Unreal Engine 5 has built new features into the engine to make it easier for developers to build massive, high-fidelity worlds. Nanite provides a virtualized geometry system, meant to replace the need for LODs while enabling extreme geometric detail up close.
I was personally interested in trying this new technology on LEGO brick-built scenes, as LEGO bricks are small, voxel-like elements with limited options for LODs per-brick. I set out on an overambitious project to procedurally generate a performant, brick-built, minifig-scale island using Nanite to handle LODs.
I found a significant limitation with Nanite that hampered my efforts. Voxel-like worlds, without careful optimization, are one of the worst-case scenarios for Nanite. Nanite works by breaking down clusters of polygons into hierarchal groups that can be simplified down on a per-cluster basis into reduced levels of detail. On something as simple as a cube, there are no clusters to simplify down to. Additionally, the elements I was using suffered from using disconnected meshes for the block, the stud, and each portion of the LEGO logo on top of the studs. These disconnected meshes are referred to in the Nanite documentation as faceted normals. Ultimately, whenever polygons are disconnected, Nanite is unable and unwilling to merge them together.

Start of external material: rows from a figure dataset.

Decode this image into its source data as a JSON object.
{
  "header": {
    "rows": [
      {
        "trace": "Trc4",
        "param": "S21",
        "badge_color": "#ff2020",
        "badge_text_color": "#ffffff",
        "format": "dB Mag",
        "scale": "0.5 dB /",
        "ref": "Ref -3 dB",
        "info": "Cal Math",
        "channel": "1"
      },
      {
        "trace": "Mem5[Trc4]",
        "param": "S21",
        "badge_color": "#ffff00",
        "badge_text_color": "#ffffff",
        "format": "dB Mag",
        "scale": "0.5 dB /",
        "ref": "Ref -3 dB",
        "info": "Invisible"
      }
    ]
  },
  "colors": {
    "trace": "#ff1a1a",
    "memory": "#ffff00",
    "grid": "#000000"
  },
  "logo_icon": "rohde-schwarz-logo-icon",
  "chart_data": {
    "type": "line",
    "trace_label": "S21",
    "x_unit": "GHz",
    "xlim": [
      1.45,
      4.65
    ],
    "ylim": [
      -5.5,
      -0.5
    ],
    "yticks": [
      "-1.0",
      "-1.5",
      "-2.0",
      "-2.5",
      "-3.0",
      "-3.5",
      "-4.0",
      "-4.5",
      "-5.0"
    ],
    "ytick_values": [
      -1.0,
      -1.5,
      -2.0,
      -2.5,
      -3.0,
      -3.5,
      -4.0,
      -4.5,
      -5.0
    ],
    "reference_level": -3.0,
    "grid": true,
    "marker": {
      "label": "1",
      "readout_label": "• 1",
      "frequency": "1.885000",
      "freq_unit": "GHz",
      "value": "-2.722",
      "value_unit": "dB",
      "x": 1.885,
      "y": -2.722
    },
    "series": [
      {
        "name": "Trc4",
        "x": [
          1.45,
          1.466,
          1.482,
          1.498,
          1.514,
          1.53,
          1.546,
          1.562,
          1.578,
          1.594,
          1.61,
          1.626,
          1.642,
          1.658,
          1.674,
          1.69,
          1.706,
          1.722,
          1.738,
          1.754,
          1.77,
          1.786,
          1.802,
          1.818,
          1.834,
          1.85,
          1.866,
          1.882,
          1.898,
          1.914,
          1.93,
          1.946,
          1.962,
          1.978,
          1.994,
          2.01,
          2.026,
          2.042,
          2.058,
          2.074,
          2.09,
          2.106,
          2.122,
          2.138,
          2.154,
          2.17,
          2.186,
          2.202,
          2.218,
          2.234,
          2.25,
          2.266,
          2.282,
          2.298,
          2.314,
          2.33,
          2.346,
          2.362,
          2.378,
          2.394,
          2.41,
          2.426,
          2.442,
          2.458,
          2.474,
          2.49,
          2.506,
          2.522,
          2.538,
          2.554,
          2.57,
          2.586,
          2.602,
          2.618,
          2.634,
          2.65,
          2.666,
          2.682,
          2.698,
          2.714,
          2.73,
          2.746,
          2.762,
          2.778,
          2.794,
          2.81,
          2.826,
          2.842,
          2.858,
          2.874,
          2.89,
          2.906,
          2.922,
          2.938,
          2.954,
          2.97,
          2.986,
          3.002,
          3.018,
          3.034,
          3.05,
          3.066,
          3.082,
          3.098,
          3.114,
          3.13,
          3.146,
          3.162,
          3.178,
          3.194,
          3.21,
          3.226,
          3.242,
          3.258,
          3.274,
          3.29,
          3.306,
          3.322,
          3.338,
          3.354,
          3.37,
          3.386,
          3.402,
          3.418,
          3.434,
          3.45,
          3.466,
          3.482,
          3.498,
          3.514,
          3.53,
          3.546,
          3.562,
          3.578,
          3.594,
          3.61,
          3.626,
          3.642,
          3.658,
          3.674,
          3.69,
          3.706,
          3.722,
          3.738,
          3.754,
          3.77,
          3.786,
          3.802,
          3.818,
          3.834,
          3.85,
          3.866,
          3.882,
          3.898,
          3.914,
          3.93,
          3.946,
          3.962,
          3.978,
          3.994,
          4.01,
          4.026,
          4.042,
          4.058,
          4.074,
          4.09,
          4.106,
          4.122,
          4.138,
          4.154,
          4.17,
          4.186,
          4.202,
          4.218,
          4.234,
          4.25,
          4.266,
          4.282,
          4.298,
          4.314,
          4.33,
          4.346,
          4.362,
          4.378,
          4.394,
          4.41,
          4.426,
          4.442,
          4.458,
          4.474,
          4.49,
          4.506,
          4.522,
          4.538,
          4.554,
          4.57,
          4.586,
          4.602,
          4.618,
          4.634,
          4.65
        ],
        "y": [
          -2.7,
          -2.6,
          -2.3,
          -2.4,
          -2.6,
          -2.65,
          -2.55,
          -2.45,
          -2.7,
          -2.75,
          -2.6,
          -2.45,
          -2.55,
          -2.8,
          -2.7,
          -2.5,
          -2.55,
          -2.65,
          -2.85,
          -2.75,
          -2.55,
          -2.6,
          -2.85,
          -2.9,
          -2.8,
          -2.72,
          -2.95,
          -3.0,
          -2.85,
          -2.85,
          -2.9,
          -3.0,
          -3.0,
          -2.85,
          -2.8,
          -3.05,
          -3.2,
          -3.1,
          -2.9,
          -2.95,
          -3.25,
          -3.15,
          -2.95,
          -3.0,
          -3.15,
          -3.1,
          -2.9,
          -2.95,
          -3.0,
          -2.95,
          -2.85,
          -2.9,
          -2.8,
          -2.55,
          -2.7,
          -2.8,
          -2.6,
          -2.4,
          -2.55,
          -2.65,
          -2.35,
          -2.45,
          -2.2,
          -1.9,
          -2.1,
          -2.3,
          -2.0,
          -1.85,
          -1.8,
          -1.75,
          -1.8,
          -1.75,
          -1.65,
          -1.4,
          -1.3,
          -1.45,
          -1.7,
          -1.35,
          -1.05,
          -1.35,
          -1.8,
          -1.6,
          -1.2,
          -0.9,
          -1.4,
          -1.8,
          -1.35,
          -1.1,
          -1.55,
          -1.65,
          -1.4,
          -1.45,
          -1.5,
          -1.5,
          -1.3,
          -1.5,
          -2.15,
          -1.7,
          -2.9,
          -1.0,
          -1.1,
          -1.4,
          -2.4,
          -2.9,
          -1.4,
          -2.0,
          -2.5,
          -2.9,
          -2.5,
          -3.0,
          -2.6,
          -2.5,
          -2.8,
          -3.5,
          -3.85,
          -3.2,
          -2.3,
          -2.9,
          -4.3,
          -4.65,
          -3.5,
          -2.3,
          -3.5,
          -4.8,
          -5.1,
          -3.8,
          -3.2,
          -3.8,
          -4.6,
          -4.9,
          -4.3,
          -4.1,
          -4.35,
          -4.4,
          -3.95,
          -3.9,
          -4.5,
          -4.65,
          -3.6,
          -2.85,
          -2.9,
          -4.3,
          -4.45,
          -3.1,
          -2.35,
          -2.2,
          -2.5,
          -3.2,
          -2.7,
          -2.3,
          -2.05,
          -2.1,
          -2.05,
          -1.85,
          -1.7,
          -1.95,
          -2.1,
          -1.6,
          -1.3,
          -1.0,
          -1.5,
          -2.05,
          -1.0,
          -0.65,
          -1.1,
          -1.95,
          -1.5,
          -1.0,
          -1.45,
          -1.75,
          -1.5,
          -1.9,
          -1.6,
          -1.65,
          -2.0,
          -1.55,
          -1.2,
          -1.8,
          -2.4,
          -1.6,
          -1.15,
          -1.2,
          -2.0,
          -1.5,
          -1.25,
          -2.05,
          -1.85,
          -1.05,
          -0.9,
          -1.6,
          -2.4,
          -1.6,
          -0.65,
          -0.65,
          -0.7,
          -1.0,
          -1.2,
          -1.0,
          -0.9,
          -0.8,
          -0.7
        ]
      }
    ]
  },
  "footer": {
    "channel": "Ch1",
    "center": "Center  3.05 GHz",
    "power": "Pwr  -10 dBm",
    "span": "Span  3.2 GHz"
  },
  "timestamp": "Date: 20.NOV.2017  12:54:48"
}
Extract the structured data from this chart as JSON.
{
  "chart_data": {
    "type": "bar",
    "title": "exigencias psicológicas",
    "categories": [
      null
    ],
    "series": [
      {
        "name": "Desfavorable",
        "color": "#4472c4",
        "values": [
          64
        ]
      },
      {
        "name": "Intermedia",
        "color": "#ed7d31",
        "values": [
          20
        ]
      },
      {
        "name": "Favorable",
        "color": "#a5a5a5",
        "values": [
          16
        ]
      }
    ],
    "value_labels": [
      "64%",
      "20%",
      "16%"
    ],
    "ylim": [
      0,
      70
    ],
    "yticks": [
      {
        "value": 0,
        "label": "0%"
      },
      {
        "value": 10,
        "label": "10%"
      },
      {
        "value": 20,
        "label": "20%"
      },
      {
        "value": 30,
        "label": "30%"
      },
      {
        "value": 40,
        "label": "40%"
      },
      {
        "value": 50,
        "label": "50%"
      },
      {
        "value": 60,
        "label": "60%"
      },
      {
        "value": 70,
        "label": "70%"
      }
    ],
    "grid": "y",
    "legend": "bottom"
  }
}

This means that, for Nanite to work its magic, LEGO elements must all be merged into large mesh chunks offline, then processed by Nanite for use in-engine. Additionally, portions of LEGO elements, such as the tubes used to improve piece grip, should be removed if they will never be seen, as Nanite has difficulty culling closely stacked surfaces. Performing these sorts of operations automatically and at scale is something I haven't fully worked out, although similar processing was done in-engine in LEGO® Builder's Journey.